Do you need to keep the data on them?

I have tried rebooting and tried going back to XP to no avail yet. Yes, I want the data. Two of the drives are exact copies of each other. If I can access one, I intend to format the other to FAT32 to avoid this problem in the future when switching back and forth from Xubuntu and XP.

epswinde
November 16th, 2008, 12:06 AM
Connect one of the dead drives, power it on, and post the output of:

sudo fdisk -l
lsusb
The first command lists the fixed disks that are attached to the machine, whether or not they're mounted.
The second command lists any usb device that is attached to the machine.

You should repeat this process for each drive, but only post one of them so that we can show you an example of how to do diagnose this on your own.

Joe Schmoe_10
November 16th, 2008, 01:54 AM
Connect one of the dead drives, power it on, and post the output of:

sudo fdisk -l
lsusb
The first command lists the fixed disks that are attached to the machine, whether or not they're mounted.
The second command lists any usb device that is attached to the machine.

You should repeat this process for each drive, but only post one of them so that we can show you an example of how to do diagnose this on your own.
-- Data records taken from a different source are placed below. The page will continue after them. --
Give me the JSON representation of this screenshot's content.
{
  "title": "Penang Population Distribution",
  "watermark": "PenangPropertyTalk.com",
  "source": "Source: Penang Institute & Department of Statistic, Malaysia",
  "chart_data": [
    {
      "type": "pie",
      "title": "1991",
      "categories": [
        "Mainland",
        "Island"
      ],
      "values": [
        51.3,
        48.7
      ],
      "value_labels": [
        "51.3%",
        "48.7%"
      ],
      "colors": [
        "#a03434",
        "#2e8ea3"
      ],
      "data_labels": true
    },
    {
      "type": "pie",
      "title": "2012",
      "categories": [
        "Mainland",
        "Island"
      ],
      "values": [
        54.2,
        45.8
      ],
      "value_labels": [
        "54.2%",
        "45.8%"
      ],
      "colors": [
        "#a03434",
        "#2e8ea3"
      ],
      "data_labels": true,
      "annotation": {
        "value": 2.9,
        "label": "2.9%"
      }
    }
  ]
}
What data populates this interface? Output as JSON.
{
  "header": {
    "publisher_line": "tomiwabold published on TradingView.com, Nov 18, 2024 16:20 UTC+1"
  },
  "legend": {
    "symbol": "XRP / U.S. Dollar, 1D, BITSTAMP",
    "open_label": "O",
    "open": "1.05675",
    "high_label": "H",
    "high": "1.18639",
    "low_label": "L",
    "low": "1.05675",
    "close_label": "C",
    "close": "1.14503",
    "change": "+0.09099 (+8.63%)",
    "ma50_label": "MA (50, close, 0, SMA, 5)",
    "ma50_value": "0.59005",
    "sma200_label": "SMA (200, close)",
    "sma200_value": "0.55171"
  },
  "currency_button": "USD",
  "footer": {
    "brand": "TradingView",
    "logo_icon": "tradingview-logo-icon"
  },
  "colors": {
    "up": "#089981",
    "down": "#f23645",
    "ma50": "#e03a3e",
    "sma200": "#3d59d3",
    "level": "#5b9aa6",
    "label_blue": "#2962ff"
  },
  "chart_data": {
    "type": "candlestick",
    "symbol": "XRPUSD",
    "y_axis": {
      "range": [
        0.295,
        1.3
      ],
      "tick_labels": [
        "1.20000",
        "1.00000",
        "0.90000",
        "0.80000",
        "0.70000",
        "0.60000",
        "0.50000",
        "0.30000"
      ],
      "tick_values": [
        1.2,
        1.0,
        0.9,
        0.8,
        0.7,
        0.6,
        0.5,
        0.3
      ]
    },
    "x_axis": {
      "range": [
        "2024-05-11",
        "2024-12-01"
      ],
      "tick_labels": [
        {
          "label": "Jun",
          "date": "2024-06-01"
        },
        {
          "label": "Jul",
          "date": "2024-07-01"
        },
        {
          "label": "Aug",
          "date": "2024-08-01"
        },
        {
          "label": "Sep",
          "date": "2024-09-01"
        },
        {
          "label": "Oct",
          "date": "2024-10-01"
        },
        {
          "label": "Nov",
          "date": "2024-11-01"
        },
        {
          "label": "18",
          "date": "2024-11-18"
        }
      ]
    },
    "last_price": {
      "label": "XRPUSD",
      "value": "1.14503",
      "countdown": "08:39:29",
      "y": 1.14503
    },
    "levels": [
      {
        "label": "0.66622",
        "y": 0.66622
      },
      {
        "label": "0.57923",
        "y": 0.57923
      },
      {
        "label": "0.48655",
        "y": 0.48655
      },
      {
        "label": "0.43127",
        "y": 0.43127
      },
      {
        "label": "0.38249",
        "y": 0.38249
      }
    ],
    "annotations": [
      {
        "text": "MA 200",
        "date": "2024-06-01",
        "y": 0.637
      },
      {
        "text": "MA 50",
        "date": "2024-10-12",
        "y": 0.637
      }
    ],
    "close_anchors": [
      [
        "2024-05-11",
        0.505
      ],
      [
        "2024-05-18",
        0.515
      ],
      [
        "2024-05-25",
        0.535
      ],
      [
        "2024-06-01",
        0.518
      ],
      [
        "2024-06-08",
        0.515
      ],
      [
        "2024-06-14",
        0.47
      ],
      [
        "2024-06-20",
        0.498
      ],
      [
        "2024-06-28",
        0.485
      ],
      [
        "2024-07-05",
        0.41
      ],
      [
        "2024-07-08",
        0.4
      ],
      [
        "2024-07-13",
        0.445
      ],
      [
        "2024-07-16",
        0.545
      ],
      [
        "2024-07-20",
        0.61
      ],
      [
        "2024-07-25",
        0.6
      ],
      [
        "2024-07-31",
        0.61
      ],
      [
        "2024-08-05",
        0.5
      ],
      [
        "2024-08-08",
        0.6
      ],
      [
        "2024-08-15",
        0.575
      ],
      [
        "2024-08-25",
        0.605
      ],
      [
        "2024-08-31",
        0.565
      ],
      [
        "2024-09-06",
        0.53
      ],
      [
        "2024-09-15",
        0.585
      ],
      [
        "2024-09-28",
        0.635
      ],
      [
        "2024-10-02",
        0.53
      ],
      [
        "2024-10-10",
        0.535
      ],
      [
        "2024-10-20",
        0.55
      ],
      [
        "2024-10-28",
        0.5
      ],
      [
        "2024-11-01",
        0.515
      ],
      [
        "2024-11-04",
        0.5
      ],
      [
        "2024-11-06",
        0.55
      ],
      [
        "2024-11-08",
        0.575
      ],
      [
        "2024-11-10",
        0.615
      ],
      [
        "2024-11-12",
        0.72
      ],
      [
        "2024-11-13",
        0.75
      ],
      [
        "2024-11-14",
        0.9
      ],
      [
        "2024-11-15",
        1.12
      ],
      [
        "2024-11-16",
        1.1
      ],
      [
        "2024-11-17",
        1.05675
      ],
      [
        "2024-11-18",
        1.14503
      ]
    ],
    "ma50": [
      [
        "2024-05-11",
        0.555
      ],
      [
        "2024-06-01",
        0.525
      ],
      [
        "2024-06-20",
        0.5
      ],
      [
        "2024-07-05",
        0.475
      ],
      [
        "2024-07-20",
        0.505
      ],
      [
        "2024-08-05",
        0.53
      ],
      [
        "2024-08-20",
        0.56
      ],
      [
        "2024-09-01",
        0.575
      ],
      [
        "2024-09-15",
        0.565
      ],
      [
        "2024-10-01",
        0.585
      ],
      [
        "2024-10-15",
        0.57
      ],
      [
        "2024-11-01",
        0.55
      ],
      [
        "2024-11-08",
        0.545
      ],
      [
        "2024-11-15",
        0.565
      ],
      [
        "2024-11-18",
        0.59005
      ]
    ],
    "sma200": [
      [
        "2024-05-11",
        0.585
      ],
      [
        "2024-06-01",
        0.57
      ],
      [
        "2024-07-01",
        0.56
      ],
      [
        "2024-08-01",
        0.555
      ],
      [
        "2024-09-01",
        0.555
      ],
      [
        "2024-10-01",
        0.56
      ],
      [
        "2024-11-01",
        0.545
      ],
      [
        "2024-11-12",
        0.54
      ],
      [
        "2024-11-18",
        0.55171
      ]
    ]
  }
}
joe@joe-laptop:~$ sudo fdisk -l

Disk /dev/sda: 60.0 GB, 60011642880 bytes
255 heads, 63 sectors/track, 7296 cylinders
Units = cylinders of 16065 * 512 = 8225280 bytes
Disk identifier: 0x1bd21bd1

Device Boot Start End Blocks Id System
/dev/sda1 * 1 7120 57191368+ 83 Linux
/dev/sda2 7121 7296 1413720 5 Extended
/dev/sda5 7121 7296 1413688+ 82 Linux swap / Solaris

joe@joe-laptop:~$ lsusb
Bus 004 Device 002: ID 05e3:0608 Genesys Logic, Inc. USB-2.0 4-Port HUB
Bus 004 Device 001: ID 0000:0000
Bus 003 Device 001: ID 0000:0000
Bus 002 Device 001: ID 0000:0000
Bus 001 Device 001: ID 0000:0000

Only the 60GB internal laptop hard drive shows up after the first command.

epswinde
November 16th, 2008, 02:08 AM
do you have the drive connected via the usb hub? that could be bad; thus preventing the system from seeing the drives, but that's just a shot in the dark. Most likely its the drive itself. Unless you have some valuable data on the drive(s), you've got yourself some paperweights.

Otherwise, (as suggested above) break those bad boys open and see if you can connect them internally.